Cominciano a delinearsi i contorni del procedimento disciplinare contro Luca Palamara a Palazzo dei Marescialli. Dopo lo stop avvenuto prima dell’estate, i membri della Sezione disciplinare del Csm hanno iniziato a valutare l’elenco dei 133 testimoni che l’ex presidente dell’Anm, indagato a Perugia per corruzione, ha presentato in sua difesa. Stando a quanto si apprende, per ora ne sono stati ammessi soltanto sei, tutti appartenenti alla polizia giudiziaria che si è occupata del suo caso nel tribunale umbro. C’è il generale della Gdf Gerardo Mastrodomenico, e poi Fabio Del Prete, Fabio Di Bella, Roberto Dacunto, Gianluca Burattini e Duilio Bianchi. I primi verranno sentiti nella prossima udienza già convocata per il 23 settembre.

È una prima sconfitta per Palamara, che sperava di far parlare a suo favore ex ministri, ex presidenti della Consulta e pure due consiglieri del Quirinale. Ma non è l’unica. Il Csm ha deciso che deve essere trascritta l’intercettazione della famosa riunione all’hotel Champagne di Roma, avvenuta nel maggio 2019, in cui l’ex pm, 5 consiglieri di Palazzo dei Marescialli e i parlamentari Luca Lotti e Cosimo Ferri discutevano della nomina del procuratore capo della Capitale. Si tratta di un passaggio delicato, perché quella conversazione, insieme a tante altre, poi ha portato alle dimissioni dei togati presenti dal Csm e ha scatenato un terremoto nel mondo della giustizia italiano. I membri della Sezione disciplinare hanno già dato incarico ai periti, ma non si sono ancora espressi sull’effettiva utilizzabilità dei dialoghi. Secondo il difensore di Palamara Stefano Guizzi, infatti, sono inutilizzabili sia per una serie di vizi nel decreto della procura di Perugia che ha autorizzato l’uso del trojan nel cellulare dell’ex presidente dell’Anm, sia perché è stato intercettato anche Ferri, in violazione dell’articolo 68 della Costituzione, che richiede per i parlamentari un’autorizzazione preventiva della Camera di appartenenza.

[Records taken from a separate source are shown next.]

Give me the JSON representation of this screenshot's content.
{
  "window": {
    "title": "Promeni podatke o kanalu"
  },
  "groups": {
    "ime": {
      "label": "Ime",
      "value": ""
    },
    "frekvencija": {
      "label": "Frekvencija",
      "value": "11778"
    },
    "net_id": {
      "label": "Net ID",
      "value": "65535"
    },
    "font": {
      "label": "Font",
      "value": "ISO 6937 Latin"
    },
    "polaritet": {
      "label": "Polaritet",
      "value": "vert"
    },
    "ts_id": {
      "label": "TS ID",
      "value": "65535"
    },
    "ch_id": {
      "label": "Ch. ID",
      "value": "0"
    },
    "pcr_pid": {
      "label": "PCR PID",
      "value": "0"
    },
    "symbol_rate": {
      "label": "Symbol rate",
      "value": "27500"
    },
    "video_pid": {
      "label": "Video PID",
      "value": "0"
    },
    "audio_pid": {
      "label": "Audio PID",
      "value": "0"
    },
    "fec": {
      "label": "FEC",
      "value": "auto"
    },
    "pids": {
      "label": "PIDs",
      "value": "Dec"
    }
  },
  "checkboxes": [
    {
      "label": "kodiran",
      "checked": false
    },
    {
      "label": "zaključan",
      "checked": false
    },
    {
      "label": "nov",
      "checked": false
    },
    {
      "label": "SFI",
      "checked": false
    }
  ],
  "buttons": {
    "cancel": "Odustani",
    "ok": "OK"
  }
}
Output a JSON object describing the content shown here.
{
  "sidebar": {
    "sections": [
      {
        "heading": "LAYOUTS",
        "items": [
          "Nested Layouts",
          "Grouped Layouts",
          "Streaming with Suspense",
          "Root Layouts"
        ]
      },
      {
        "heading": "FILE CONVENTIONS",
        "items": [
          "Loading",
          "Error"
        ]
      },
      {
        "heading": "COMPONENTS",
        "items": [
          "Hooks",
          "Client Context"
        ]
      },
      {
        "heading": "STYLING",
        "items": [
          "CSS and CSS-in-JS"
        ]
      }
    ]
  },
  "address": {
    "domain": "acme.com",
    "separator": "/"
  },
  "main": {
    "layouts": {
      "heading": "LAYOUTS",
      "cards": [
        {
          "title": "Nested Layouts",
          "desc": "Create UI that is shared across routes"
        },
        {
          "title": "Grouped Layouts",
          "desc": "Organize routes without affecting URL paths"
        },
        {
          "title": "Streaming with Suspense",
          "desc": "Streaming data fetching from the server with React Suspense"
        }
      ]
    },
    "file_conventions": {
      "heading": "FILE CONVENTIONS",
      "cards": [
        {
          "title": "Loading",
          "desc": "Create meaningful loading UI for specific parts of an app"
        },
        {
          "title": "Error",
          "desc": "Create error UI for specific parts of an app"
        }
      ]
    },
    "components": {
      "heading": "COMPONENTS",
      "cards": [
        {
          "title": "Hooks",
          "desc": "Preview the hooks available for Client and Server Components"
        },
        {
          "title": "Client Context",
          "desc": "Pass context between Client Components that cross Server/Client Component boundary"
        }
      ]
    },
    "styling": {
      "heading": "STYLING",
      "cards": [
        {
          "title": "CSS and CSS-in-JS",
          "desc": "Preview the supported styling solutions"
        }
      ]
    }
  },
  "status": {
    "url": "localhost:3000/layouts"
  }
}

Intanto nel corso della giornata si è svolto a Palermo un convegno sulla giustizia organizzato dalla Camera penale, a cui ha partecipato tra gli altri il consigliere del Csm Antonino Di Matteo. “I fatti che emergono dalle recenti inchieste penali e disciplinari evidenziano come quei soggetti, di cui vengono conosciute le interlocuzioni con le intercettazioni, stavano dalla parte di chi voleva, insieme a parti importanti delle istituzioni, sbarrare la strada a chi veniva considerato ‘cane sciolto’, quei magistrati considerati non controllabili“, ha dichiarato, riferendosi al caso Palamara. La pensa così anche Piergiorgio Morosini, gup del processo trattativa Stato-Mafia, secondo cui dopo la pubblicazione di quelle carte “nulla sarà più come prima. Dalle chat dell’inchiesta Palamara si notano in modo nitido anche i trattamenti che venivano riservati a chi era dissenziente rispetto a certe manovre e le conseguenze per coloro che dissentivano sono chiare in queste pubblicazioni, cioè l’isolamento o l’ostacolare ogni aspirazione professionale“.

Morosini, che è stato anche consigliere del Csm, sostiene che “tutte le intercettazioni” del caso Palamara dovrebbero essere pubblicate, “perché non c’è dubbio che il notevole interesse per la collettività di questa inchiesta è sotto gli occhi di tutti. E la trasparenza è il miglior disinfettante“. Va detto però, aggiunge, che “le forme in cui viene proposta questa inchiesta dall’informazione è importante. Perché nel modo di raccontare questa storia, tramite le intercettazioni, c’è il rischio di travolgere il contributo di serietà e di lealtà di migliaia di pm e di giudici che sono lontani anni luce da certi traffico, certi salotti e dalla grammatica di certi messaggi”. Il rischio, conclude, è che “l’opinione pubblica pensi che sia tutto marcio. Ci sarebbe una pericolosa espansione di una giustizia ‘alternativa”.